Overview
Die Umweltbelastung des Bausektors ist hoch. Bauabfälle bilden mit Abstand die grösste Abfallkategorie. Durch Strategien zur verlängerten Nutzung bestehender Bausubstanzen, die konsequente Sicherstellung der Rückbaubarkeit oder die gezielte Weiter- und Wiederverwendung von Bauteilen und Materialien lassen sich nicht nur Primärrohstoffe einsparen und Deponien entlasten, sondern auch die Treibhausgas-Bilanz der Bauwirtschaft deutlich verbessern.
Eine hohe Nutzungsflexibilität und Rückbaubarkeit sind zentrale Faktoren, um die Lebensdauer von Gebäuden, Bauteilen und Materialien erheblich zu verlängern.
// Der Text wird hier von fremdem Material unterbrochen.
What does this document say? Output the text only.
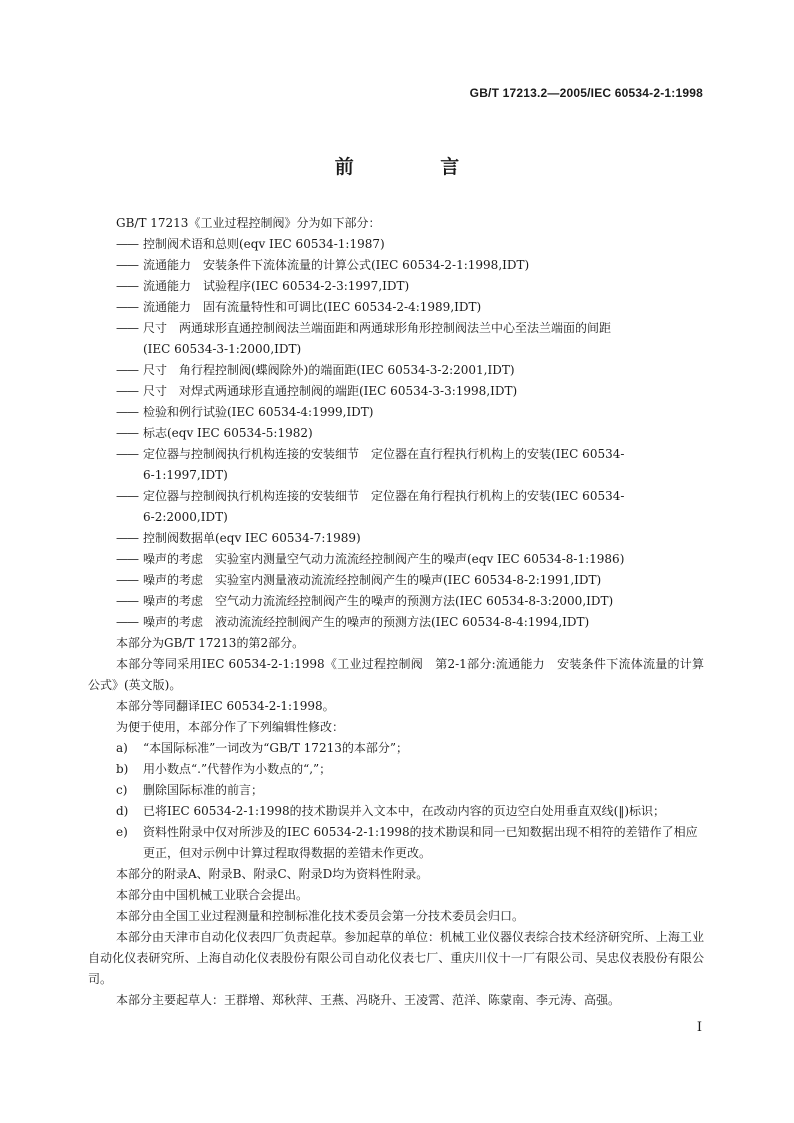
GB/T 17213.2—2005/IEC 60534-2-1:1998
前 言
GB/T 17213《工业过程控制阀》分为如下部分：
—— 控制阀术语和总则(eqv IEC 60534-1:1987)
—— 流通能力　安装条件下流体流量的计算公式(IEC 60534-2-1:1998,IDT)
—— 流通能力　试验程序(IEC 60534-2-3:1997,IDT)
—— 流通能力　固有流量特性和可调比(IEC 60534-2-4:1989,IDT)
—— 尺寸　两通球形直通控制阀法兰端面距和两通球形角形控制阀法兰中心至法兰端面的间距
(IEC 60534-3-1:2000,IDT)
—— 尺寸　角行程控制阀(蝶阀除外)的端面距(IEC 60534-3-2:2001,IDT)
—— 尺寸　对焊式两通球形直通控制阀的端距(IEC 60534-3-3:1998,IDT)
—— 检验和例行试验(IEC 60534-4:1999,IDT)
—— 标志(eqv IEC 60534-5:1982)
—— 定位器与控制阀执行机构连接的安装细节　定位器在直行程执行机构上的安装(IEC 60534-
6-1:1997,IDT)
—— 定位器与控制阀执行机构连接的安装细节　定位器在角行程执行机构上的安装(IEC 60534-
6-2:2000,IDT)
—— 控制阀数据单(eqv IEC 60534-7:1989)
—— 噪声的考虑　实验室内测量空气动力流流经控制阀产生的噪声(eqv IEC 60534-8-1:1986)
—— 噪声的考虑　实验室内测量液动流流经控制阀产生的噪声(IEC 60534-8-2:1991,IDT)
—— 噪声的考虑　空气动力流流经控制阀产生的噪声的预测方法(IEC 60534-8-3:2000,IDT)
—— 噪声的考虑　液动流流经控制阀产生的噪声的预测方法(IEC 60534-8-4:1994,IDT)
本部分为GB/T 17213的第2部分。
本部分等同采用IEC 60534-2-1:1998《工业过程控制阀　第2-1部分:流通能力　安装条件下流体流量的计算公式》(英文版)。
本部分等同翻译IEC 60534-2-1:1998。
为便于使用，本部分作了下列编辑性修改：
a) “本国际标准”一词改为“GB/T 17213的本部分”；
b) 用小数点“.”代替作为小数点的“,”；
c) 删除国际标准的前言；
d) 已将IEC 60534-2-1:1998的技术勘误并入文本中，在改动内容的页边空白处用垂直双线(‖)标识；
e) 资料性附录中仅对所涉及的IEC 60534-2-1:1998的技术勘误和同一已知数据出现不相符的差错作了相应更正，但对示例中计算过程取得数据的差错未作更改。
本部分的附录A、附录B、附录C、附录D均为资料性附录。
本部分由中国机械工业联合会提出。
本部分由全国工业过程测量和控制标准化技术委员会第一分技术委员会归口。
本部分由天津市自动化仪表四厂负责起草。参加起草的单位：机械工业仪器仪表综合技术经济研究所、上海工业自动化仪表研究所、上海自动化仪表股份有限公司自动化仪表七厂、重庆川仪十一厂有限公司、吴忠仪表股份有限公司。
本部分主要起草人：王群增、郑秋萍、王燕、冯晓升、王凌霄、范洋、陈蒙南、李元涛、高强。
I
Wird ein Bauwerk so geplant, dass es sich ohne grössere Eingriffe an veränderte Anforderungen anpassen lässt, sind Umnutzungen und Anpassungen ressourcenschonend möglich. Eine gute Zugänglichkeit und der Einsatz lösbarer Verbindungen sind zudem die Grundvoraussetzung, um Komponenten im Lebenszyklus einfacher zu ersetzen, zu reparieren oder am Ende der Nutzung sortenrein Rückbauen zu können.
Der Bundesrat und das Parlament möchten die Rahmenbedingungen für die Kreislaufirvirtschaft stärken. Am 1.1.2025 ist das revidierte Umweltschutzgesetz (USG) in Kraft getreten. Art. 35j Abs. 1 USG gibt dem Bundesrat die Kompetenz, neu Anforderungen an das ressourcenschonende Bauen zu definieren. Mindestanforderungen an die Rückbaubarkeit und Nutzungsflexibilität können einen wichtigen Beitrag zur Förderung der Kreislauffähigkeit im Schweizer Gebäudepark leisten. Es bestehen jedoch Hürden, die die vermehrte Umsetzung des Prinzips "Design for Disassembly" im Gebäudebereich erschweren.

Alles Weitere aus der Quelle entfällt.